Furthermore, is there a difference between the initialization of the variables one and two, and the initialization of the varibles three and four? Background of the Question is, that i get an compiler error in Visual Studio 6.0 with the initialization of variable two and four. With Visual Studio 2008 it compiles well.
struct stTest
{
int a;
char b[10];
};
stTest one = {0};
stTest two = {};
stTest three[10] = {0};
stTest four[10] = {};
Yes, all of them a required to be initialized with 0 by the language standard (C++98).
Visual Studio 6 is known not to perform the proper handling of {} case: it doesn't even support {} syntax, if I remember correctly.
However, Visual Studio 6 is a pre-standard compiler. It was released before the C++98 standard came out.
See Michael Burr's answer to a similar question.
The short answer is yes, but a little emphasis sometimes helps, e.g.,
stTest s = {0};
The initializations are the same. Visual Studio 2.0 is broken.

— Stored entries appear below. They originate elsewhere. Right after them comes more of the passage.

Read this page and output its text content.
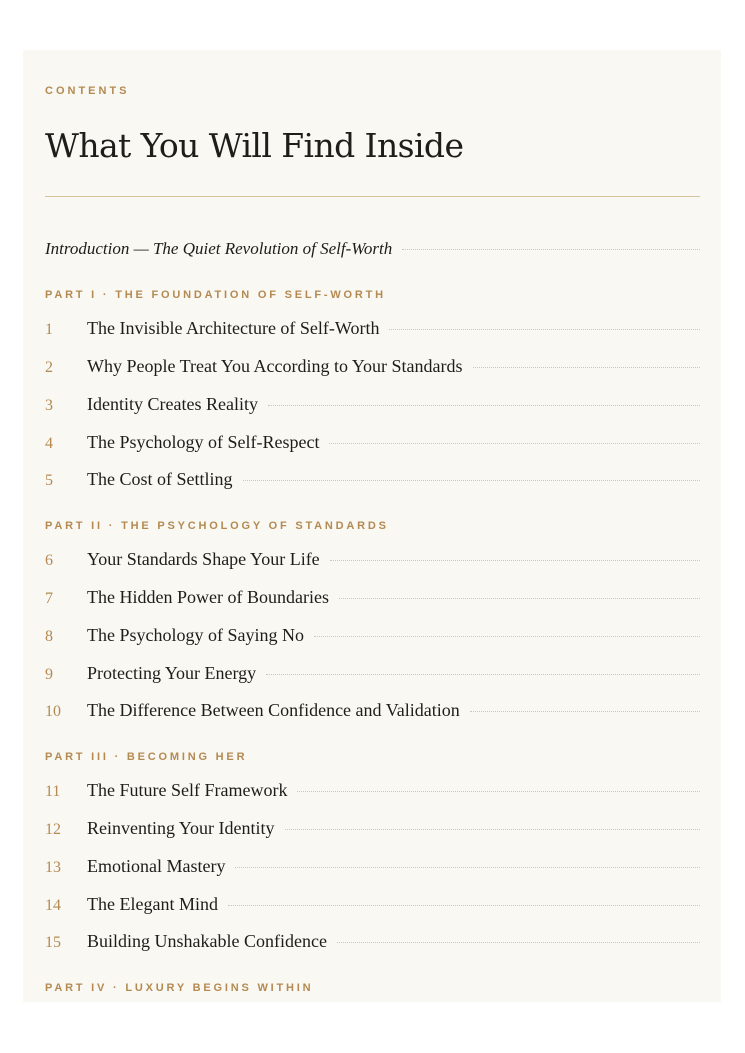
CONTENTS
What You Will Find Inside
Introduction — The Quiet Revolution of Self-Worth
PART I · THE FOUNDATION OF SELF-WORTH
1	The Invisible Architecture of Self-Worth
2	Why People Treat You According to Your Standards
3	Identity Creates Reality
4	The Psychology of Self-Respect
5	The Cost of Settling
PART II · THE PSYCHOLOGY OF STANDARDS
6	Your Standards Shape Your Life
7	The Hidden Power of Boundaries
8	The Psychology of Saying No
9	Protecting Your Energy
10	The Difference Between Confidence and Validation
PART III · BECOMING HER
11	The Future Self Framework
12	Reinventing Your Identity
13	Emotional Mastery
14	The Elegant Mind
15	Building Unshakable Confidence
PART IV · LUXURY BEGINS WITHIN
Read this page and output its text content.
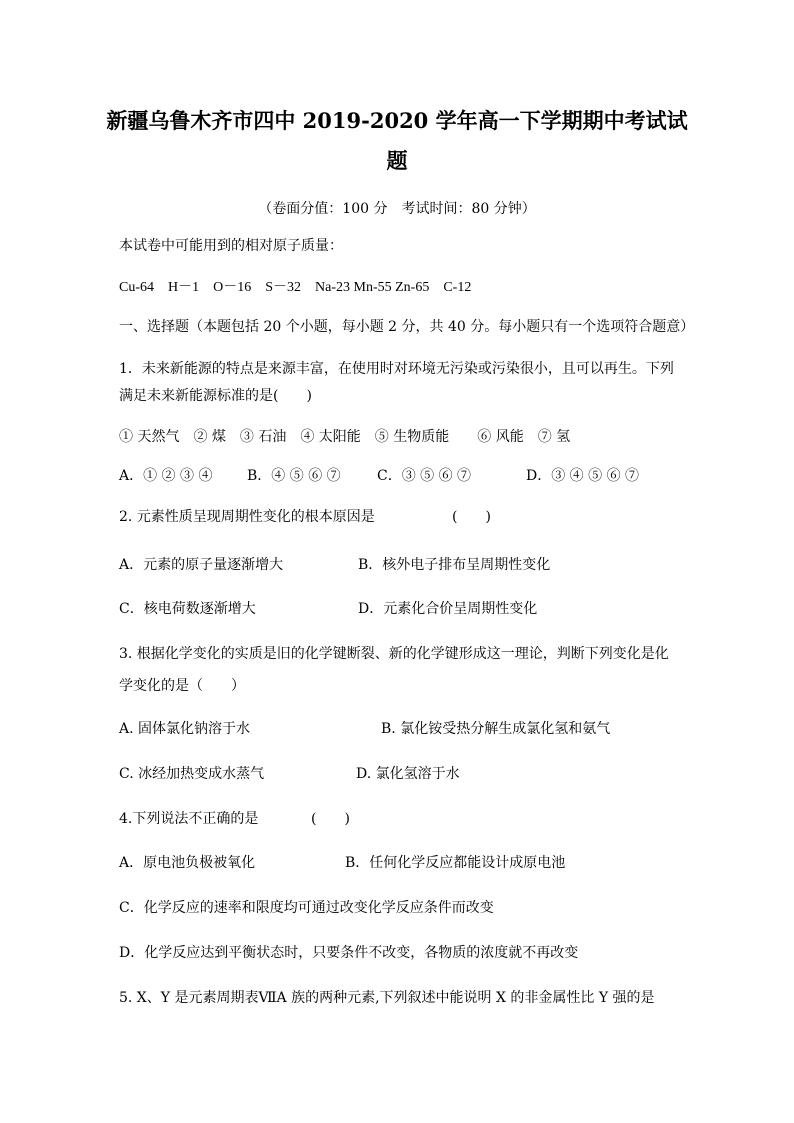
新疆乌鲁木齐市四中 2019-2020 学年高一下学期期中考试试
题
（卷面分值：100 分　考试时间：80 分钟）
本试卷中可能用到的相对原子质量：
Cu-64　H－1　O－16　S－32　Na-23 Mn-55 Zn-65　C-12
一、选择题（本题包括 20 个小题，每小题 2 分，共 40 分。每小题只有一个选项符合题意）
1．未来新能源的特点是来源丰富，在使用时对环境无污染或污染很小，且可以再生。下列
满足未来新能源标准的是(　　)
① 天然气　② 煤　③ 石油　④ 太阳能　⑤ 生物质能　　⑥ 风能　⑦ 氢
A．① ② ③ ④ B．④ ⑤ ⑥ ⑦	C．③ ⑤ ⑥ ⑦	D．③ ④ ⑤ ⑥ ⑦
2. 元素性质呈现周期性变化的根本原因是	(　　)
A．元素的原子量逐渐增大	B．核外电子排布呈周期性变化
C．核电荷数逐渐增大	D．元素化合价呈周期性变化
3. 根据化学变化的实质是旧的化学键断裂、新的化学键形成这一理论，判断下列变化是化
学变化的是（　　）
A. 固体氯化钠溶于水	B. 氯化铵受热分解生成氯化氢和氨气
C. 冰经加热变成水蒸气	D. 氯化氢溶于水
4.下列说法不正确的是	(　　)
A．原电池负极被氧化	B．任何化学反应都能设计成原电池
C．化学反应的速率和限度均可通过改变化学反应条件而改变
D．化学反应达到平衡状态时，只要条件不改变，各物质的浓度就不再改变
5. X、Y 是元素周期表ⅦA 族的两种元素,下列叙述中能说明 X 的非金属性比 Y 强的是
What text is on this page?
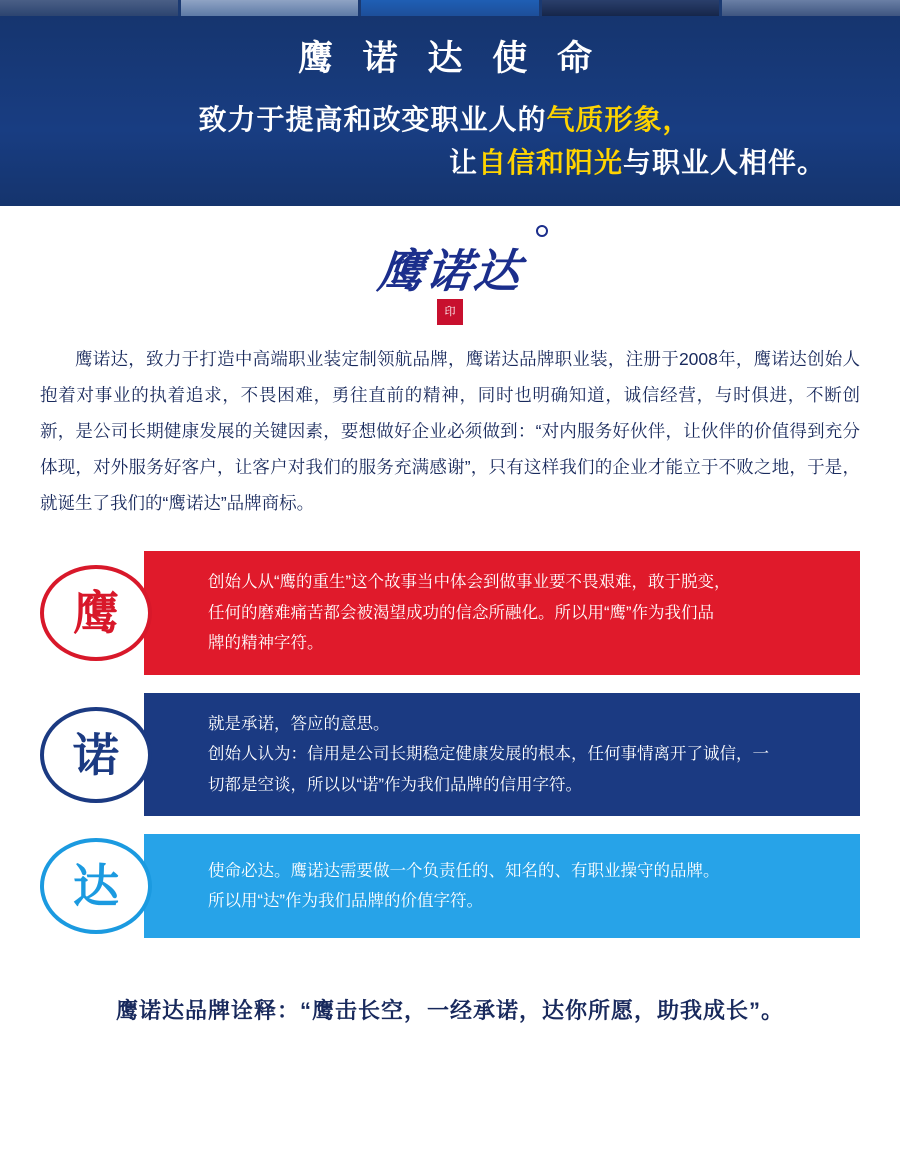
鹰 诺 达 使 命
致力于提高和改变职业人的气质形象，
让自信和阳光与职业人相伴。
鹰诺达
印

鹰诺达，致力于打造中高端职业装定制领航品牌，鹰诺达品牌职业装，注册于2008年，鹰诺达创始人抱着对事业的执着追求，不畏困难，勇往直前的精神，同时也明确知道，诚信经营，与时俱进，不断创新，是公司长期健康发展的关键因素，要想做好企业必须做到：“对内服务好伙伴，让伙伴的价值得到充分体现，对外服务好客户，让客户对我们的服务充满感谢”，只有这样我们的企业才能立于不败之地，于是，就诞生了我们的“鹰诺达”品牌商标。

鹰

创始人从“鹰的重生”这个故事当中体会到做事业要不畏艰难，敢于脱变，

任何的磨难痛苦都会被渴望成功的信念所融化。所以用“鹰”作为我们品

牌的精神字符。

诺

就是承诺，答应的意思。

创始人认为：信用是公司长期稳定健康发展的根本，任何事情离开了诚信，一

切都是空谈，所以以“诺”作为我们品牌的信用字符。

达	使命必达。鹰诺达需要做一个负责任的、知名的、有职业操守的品牌。

所以用“达”作为我们品牌的价值字符。

鹰诺达品牌诠释：“鹰击长空，一经承诺，达你所愿，助我成长”。
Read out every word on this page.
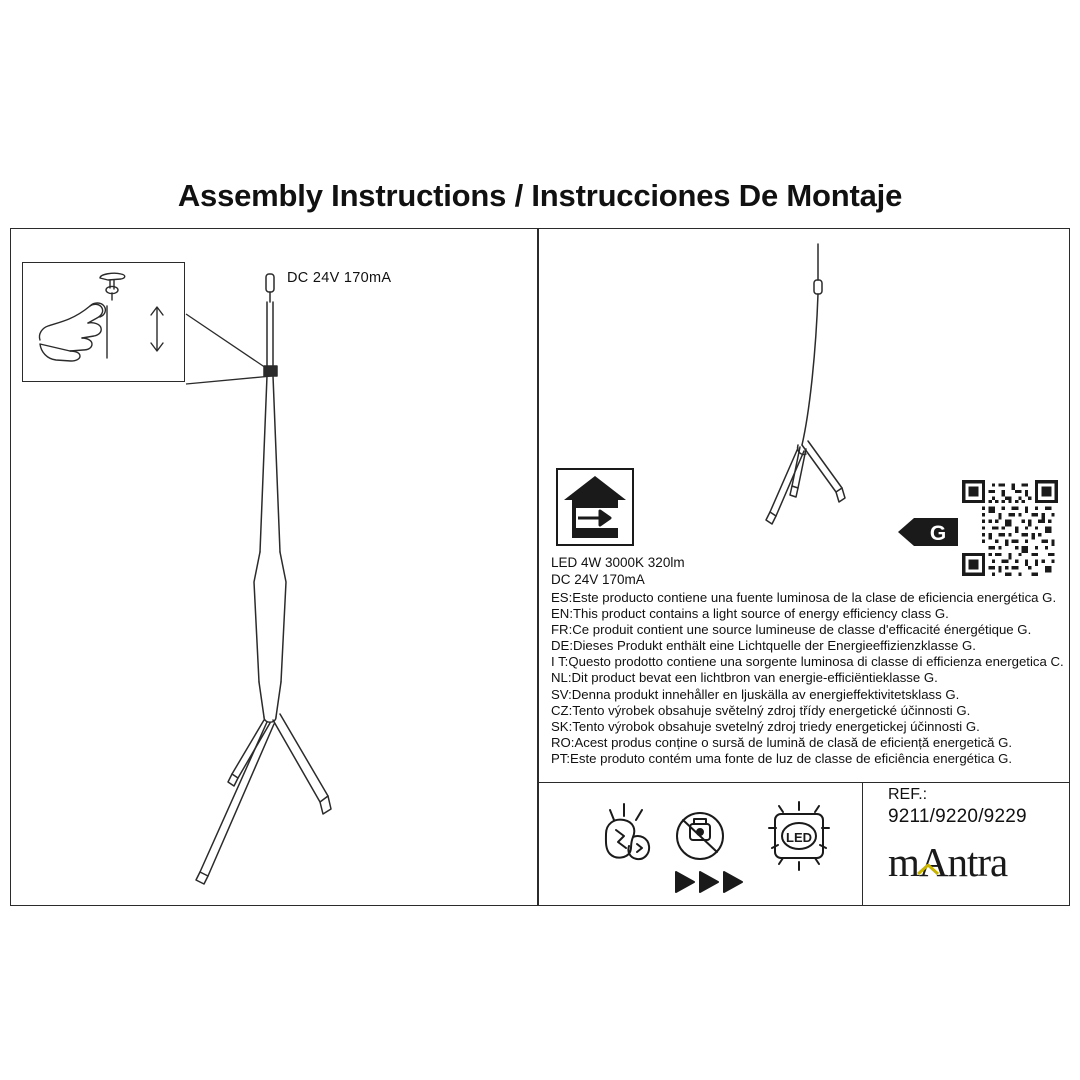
Assembly Instructions / Instrucciones De Montaje
DC 24V 170mA
LED 4W 3000K 320lm
DC 24V 170mA
ES:Este producto contiene una fuente luminosa de la clase de eficiencia energética G.
EN:This product contains a light source of energy efficiency class G.
FR:Ce produit contient une source lumineuse de classe d'efficacité énergétique G.
DE:Dieses Produkt enthält eine Lichtquelle der Energieeffizienzklasse G.
I T:Questo prodotto contiene una sorgente luminosa di classe di efficienza energetica C.
NL:Dit product bevat een lichtbron van energie-efficiëntieklasse G.
SV:Denna produkt innehåller en ljuskälla av energieffektivitetsklass G.
CZ:Tento výrobek obsahuje světelný zdroj třídy energetické účinnosti G.
SK:Tento výrobok obsahuje svetelný zdroj triedy energetickej účinnosti G.
RO:Acest produs conține o sursă de lumină de clasă de eficiență energetică G.
PT:Este produto contém uma fonte de luz de classe de eficiência energética G.
G
LED
REF.:
9211/9220/9229
mAntra
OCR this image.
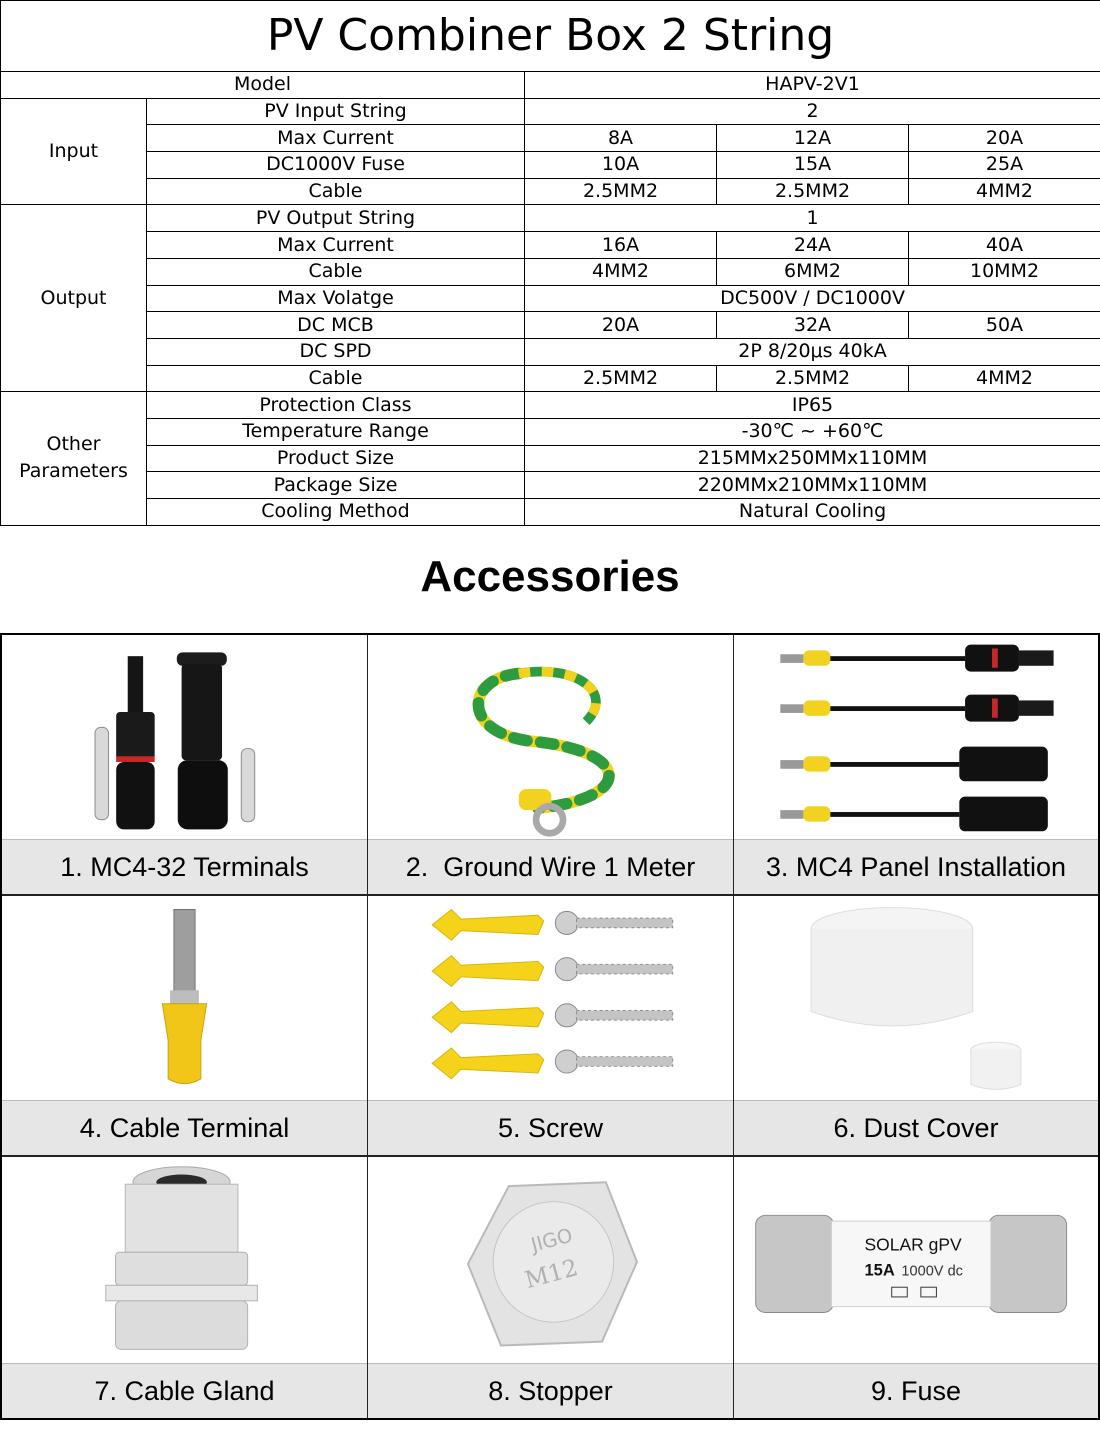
PV Combiner Box 2 String				
Model		HAPV-2V1		
Input	PV Input String	2		
	Max Current	8A	12A	20A
	DC1000V Fuse	10A	15A	25A
	Cable	2.5MM2	2.5MM2	4MM2
Output	PV Output String	1		
	Max Current	16A	24A	40A
	Cable	4MM2	6MM2	10MM2
	Max Volatge	DC500V / DC1000V		
	DC MCB	20A	32A	50A
	DC SPD	2P 8/20μs 40kA		
	Cable	2.5MM2	2.5MM2	4MM2
Other Parameters	Protection Class	IP65		
	Temperature Range	-30℃ ~ +60℃		
	Product Size	215MMx250MMx110MM		
	Package Size	220MMx210MMx110MM		
	Cooling Method	Natural Cooling		
Accessories
1. MC4-32 Terminals	2.  Ground Wire 1 Meter	3. MC4 Panel Installation
4. Cable Terminal	5. Screw	6. Dust Cover
7. Cable Gland
JIGO
M12
8. Stopper
SOLAR gPV
15A 1000V dc
9. Fuse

Yes, they are initialized to zero.
If I have a structure called tPoint ...
struct tPoint {
int x;
int y;
};
... and I use it as follows ...
tPoint spot {10,20};
... I can expect that members x and y will be initialized.
As for your first question, I'd expect that the array b is not initialized because you only give one value for initialization.
You can initialize the values to zero by default:
struct stTest
{
int a = 0;
char b[10] = {0};
};
You can initialize the array like this:
char i[10] = {0};
stTest one = {0, i};
As for why it compiles with VS 2008 and not VS 6.0, VS 2008 probably ignores the empty set and doesn't try to initialize anything.